Knowledge of the CS protein sequence provided peptide fragments and recombinant proteins for identification of the B and T cell epitopes recognized by sera and cells from sporozoite immunized and protected volunteers (Zavala, Cochrane et al. 1983; Zavala, Tam et al. 1985; Zavala, Tam et al. 1987; Nardin, Herrington et al. 1989; Moreno, Clavijo et al. 1993). The protective B cell epitope was contained in the central repeat region of the CS protein in each Plasmodium species and in the case of P. falciparum consisted of a highly conserved simple tetramer, NANP, repeated 30-40 times (Nussenzweig and Nussenzweig 1989). Extensive preclinical studies, using the murine malaria models established at NYU, led to NYU clinical trials of the first CS repeat peptide/protein conjugate vaccine to be tested in human volunteers that demonstrated protection of vaccinees against P. falciparum malaria (Zavala, Tam et al. 1985; Herrington, Clyde et al. 1987; Zavala, Tam et al. 1987).

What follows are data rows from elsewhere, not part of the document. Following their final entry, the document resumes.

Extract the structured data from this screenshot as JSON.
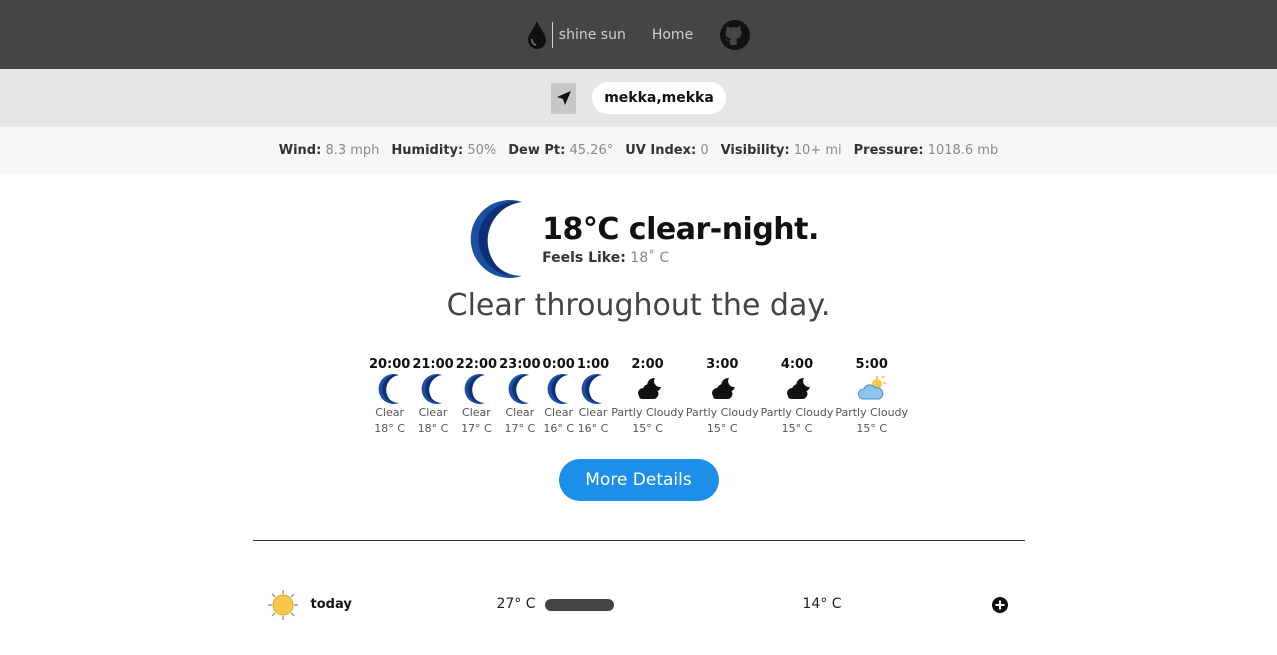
{
  "nav": {
    "brand": "shine sun",
    "home": "Home"
  },
  "search": {
    "city_value": "mekka,mekka"
  },
  "stats": [
    {
      "label": "Wind:",
      "value": "8.3 mph"
    },
    {
      "label": "Humidity:",
      "value": "50%"
    },
    {
      "label": "Dew Pt:",
      "value": "45.26°"
    },
    {
      "label": "UV Index:",
      "value": "0"
    },
    {
      "label": "Visibility:",
      "value": "10+ mi"
    },
    {
      "label": "Pressure:",
      "value": "1018.6 mb"
    }
  ],
  "current": {
    "title": "18°C clear-night.",
    "feels_label": "Feels Like:",
    "feels_value": "18˚ C",
    "summary": "Clear throughout the day."
  },
  "hourly": [
    {
      "time": "20:00",
      "icon": "moon-icon",
      "cond": "Clear",
      "temp": "18° C"
    },
    {
      "time": "21:00",
      "icon": "moon-icon",
      "cond": "Clear",
      "temp": "18° C"
    },
    {
      "time": "22:00",
      "icon": "moon-icon",
      "cond": "Clear",
      "temp": "17° C"
    },
    {
      "time": "23:00",
      "icon": "moon-icon",
      "cond": "Clear",
      "temp": "17° C"
    },
    {
      "time": "0:00",
      "icon": "moon-icon",
      "cond": "Clear",
      "temp": "16° C"
    },
    {
      "time": "1:00",
      "icon": "moon-icon",
      "cond": "Clear",
      "temp": "16° C"
    },
    {
      "time": "2:00",
      "icon": "cloudy-night-icon",
      "cond": "Partly Cloudy",
      "temp": "15° C"
    },
    {
      "time": "3:00",
      "icon": "cloudy-night-icon",
      "cond": "Partly Cloudy",
      "temp": "15° C"
    },
    {
      "time": "4:00",
      "icon": "cloudy-night-icon",
      "cond": "Partly Cloudy",
      "temp": "15° C"
    },
    {
      "time": "5:00",
      "icon": "cloudy-day-icon",
      "cond": "Partly Cloudy",
      "temp": "15° C"
    }
  ],
  "more_details": "More Details",
  "daily": [
    {
      "day": "today",
      "high": "27° C",
      "low": "14° C",
      "icon": "sun-icon"
    }
  ],
  "colors": {
    "topbar": "#454545",
    "accent": "#1e8fe8",
    "moon": "#0d3f8f"
  }
}
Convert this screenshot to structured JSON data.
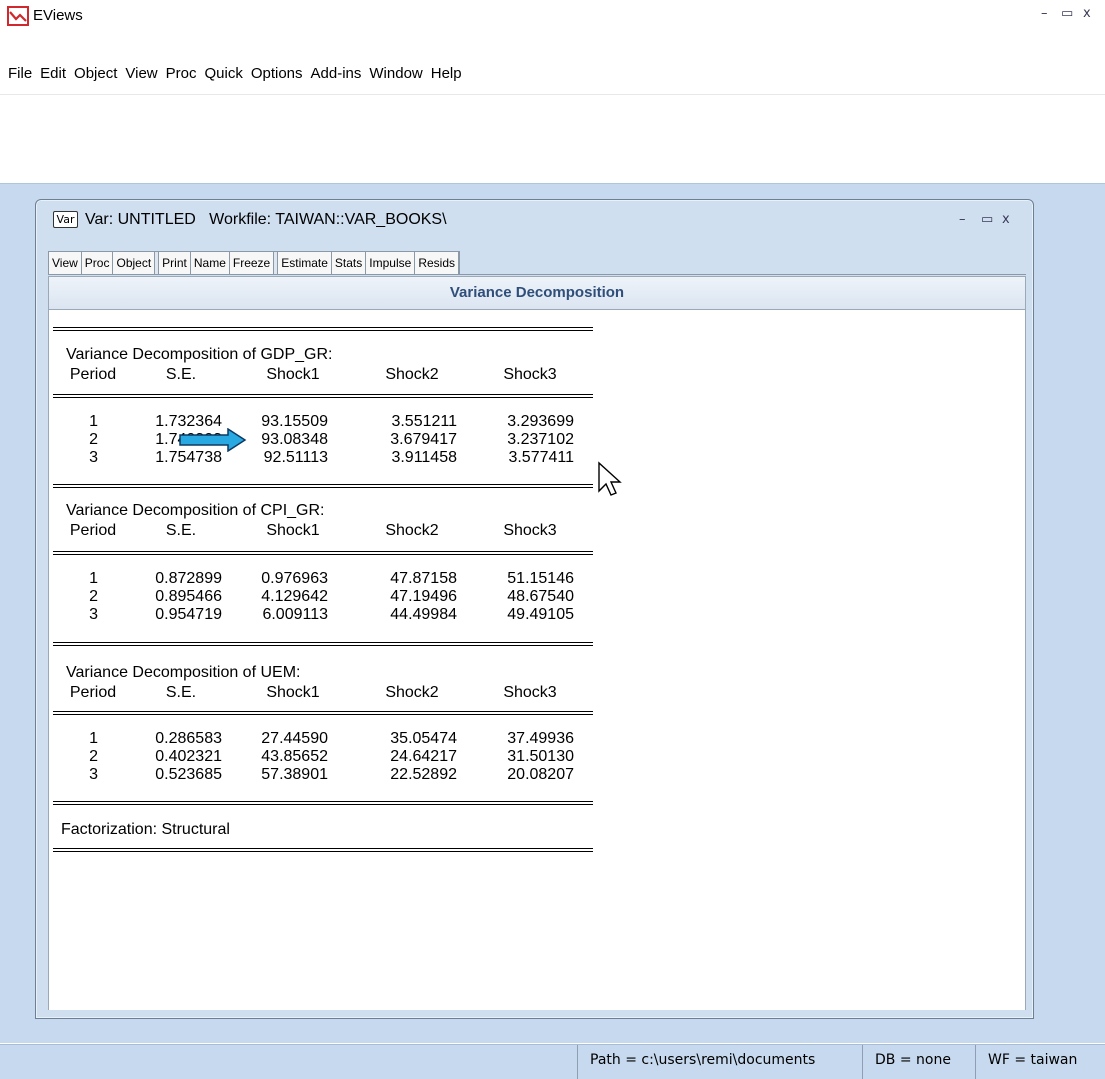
{
  "app": {
    "title": "EViews",
    "minimize": "–",
    "maximize": "▭",
    "close": "x"
  },
  "menu": [
    "File",
    "Edit",
    "Object",
    "View",
    "Proc",
    "Quick",
    "Options",
    "Add-ins",
    "Window",
    "Help"
  ],
  "var_window": {
    "icon_label": "Var",
    "title": "Var: UNTITLED   Workfile: TAIWAN::VAR_BOOKS\\",
    "minimize": "–",
    "maximize": "▭",
    "close": "x",
    "toolbar": {
      "group1": [
        "View",
        "Proc",
        "Object"
      ],
      "group2": [
        "Print",
        "Name",
        "Freeze"
      ],
      "group3": [
        "Estimate",
        "Stats",
        "Impulse",
        "Resids"
      ]
    },
    "header": "Variance Decomposition"
  },
  "table": {
    "col_headers": [
      "Period",
      "S.E.",
      "Shock1",
      "Shock2",
      "Shock3"
    ],
    "sections": [
      {
        "title": "Variance Decomposition of GDP_GR:",
        "rows": [
          [
            "1",
            "1.732364",
            "93.15509",
            "3.551211",
            "3.293699"
          ],
          [
            "2",
            "1.740303",
            "93.08348",
            "3.679417",
            "3.237102"
          ],
          [
            "3",
            "1.754738",
            "92.51113",
            "3.911458",
            "3.577411"
          ]
        ]
      },
      {
        "title": "Variance Decomposition of CPI_GR:",
        "rows": [
          [
            "1",
            "0.872899",
            "0.976963",
            "47.87158",
            "51.15146"
          ],
          [
            "2",
            "0.895466",
            "4.129642",
            "47.19496",
            "48.67540"
          ],
          [
            "3",
            "0.954719",
            "6.009113",
            "44.49984",
            "49.49105"
          ]
        ]
      },
      {
        "title": "Variance Decomposition of UEM:",
        "rows": [
          [
            "1",
            "0.286583",
            "27.44590",
            "35.05474",
            "37.49936"
          ],
          [
            "2",
            "0.402321",
            "43.85652",
            "24.64217",
            "31.50130"
          ],
          [
            "3",
            "0.523685",
            "57.38901",
            "22.52892",
            "20.08207"
          ]
        ]
      }
    ],
    "footer": "Factorization: Structural"
  },
  "status": {
    "path": "Path = c:\\users\\remi\\documents",
    "db": "DB = none",
    "wf": "WF = taiwan"
  },
  "colors": {
    "workspace": "#c6d9ee",
    "header_text": "#2f4f7a",
    "arrow": "#29a9e1"
  },
  "icons": [
    "eviews-logo-icon",
    "var-object-icon",
    "arrow-annotation-icon",
    "mouse-cursor-icon"
  ]
}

Over the past two decades, there have been a number of Phase I trials of CS-based vaccines carried out by NYU using vaccine candidates comprised of synthetic peptides (Herrington, Clyde et al. 1987; Nardin, Oliveira et al. 2000; Nardin, Calvo-Calle et al. 2001), recombinant proteins (Herrington, Nardin et al. 1991) and virus-like particles (Nardin 2004; Oliveira GA 2005) and extensive preclinical studies of promising recombinant attenuated viruses in homologous and heterologous prime boost regimens (Miyahira, Garcia-Sastre et al. 1998; Rodrigues, Zavala et al. 1998). Additional vaccine candidates using similar delivery platforms, in addition to DNA vaccines and polyepitope vaccines that contain CS combined with antigens from the pre-erythrocytic and erythrocytic stage parasites, have been carried out by WRAIR, NMRI, Oxford University and other institutions (Ballou, Arevalo-Herrera et al. 2004).

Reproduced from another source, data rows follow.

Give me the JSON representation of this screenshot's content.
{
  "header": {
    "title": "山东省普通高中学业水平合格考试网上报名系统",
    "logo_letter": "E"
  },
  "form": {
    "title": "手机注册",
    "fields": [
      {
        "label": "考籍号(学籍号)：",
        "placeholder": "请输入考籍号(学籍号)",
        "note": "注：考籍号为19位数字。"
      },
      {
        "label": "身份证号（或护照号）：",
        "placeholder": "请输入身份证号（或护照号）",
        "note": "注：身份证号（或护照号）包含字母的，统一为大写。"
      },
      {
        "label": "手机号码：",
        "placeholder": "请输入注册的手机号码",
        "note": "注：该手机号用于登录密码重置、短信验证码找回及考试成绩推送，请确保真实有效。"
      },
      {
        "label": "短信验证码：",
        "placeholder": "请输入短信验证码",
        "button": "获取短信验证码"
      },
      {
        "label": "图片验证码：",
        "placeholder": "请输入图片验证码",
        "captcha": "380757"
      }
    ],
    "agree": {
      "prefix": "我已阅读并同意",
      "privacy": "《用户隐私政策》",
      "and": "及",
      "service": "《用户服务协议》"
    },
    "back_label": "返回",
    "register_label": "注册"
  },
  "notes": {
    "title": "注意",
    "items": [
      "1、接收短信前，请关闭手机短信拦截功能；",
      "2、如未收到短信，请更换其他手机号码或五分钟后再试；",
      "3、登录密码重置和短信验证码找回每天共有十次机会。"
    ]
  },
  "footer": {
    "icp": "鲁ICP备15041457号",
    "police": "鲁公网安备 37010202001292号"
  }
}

Most recently, trials carried out by Glaxo Smith Kline and WRAIR using a CS protein virus-like particle have demonstrated 30-40% protection against infection and 56% reduction in clinical disease in 1-4 year old African children (Alonso, Sacarlal et al. 2004). These results, obtained in the target population that suffers over 1.1 million deaths each year from malaria infection (WHO 2002), are encouraging and demonstrate the feasibility of CS subunit vaccines. Continued efforts to optimize subunit vaccines by use of newly developed adjuvants (Gonzalez-Aseguinolaza, Van Kaer et al. 2002) and incorporation of blood stage in addition to other pre-erythrocytic stage antigens are expected to increase vaccine efficacy and help prevent the morbidity and mortality caused by Plasmodium parasites in over 300-400 million people worldwide.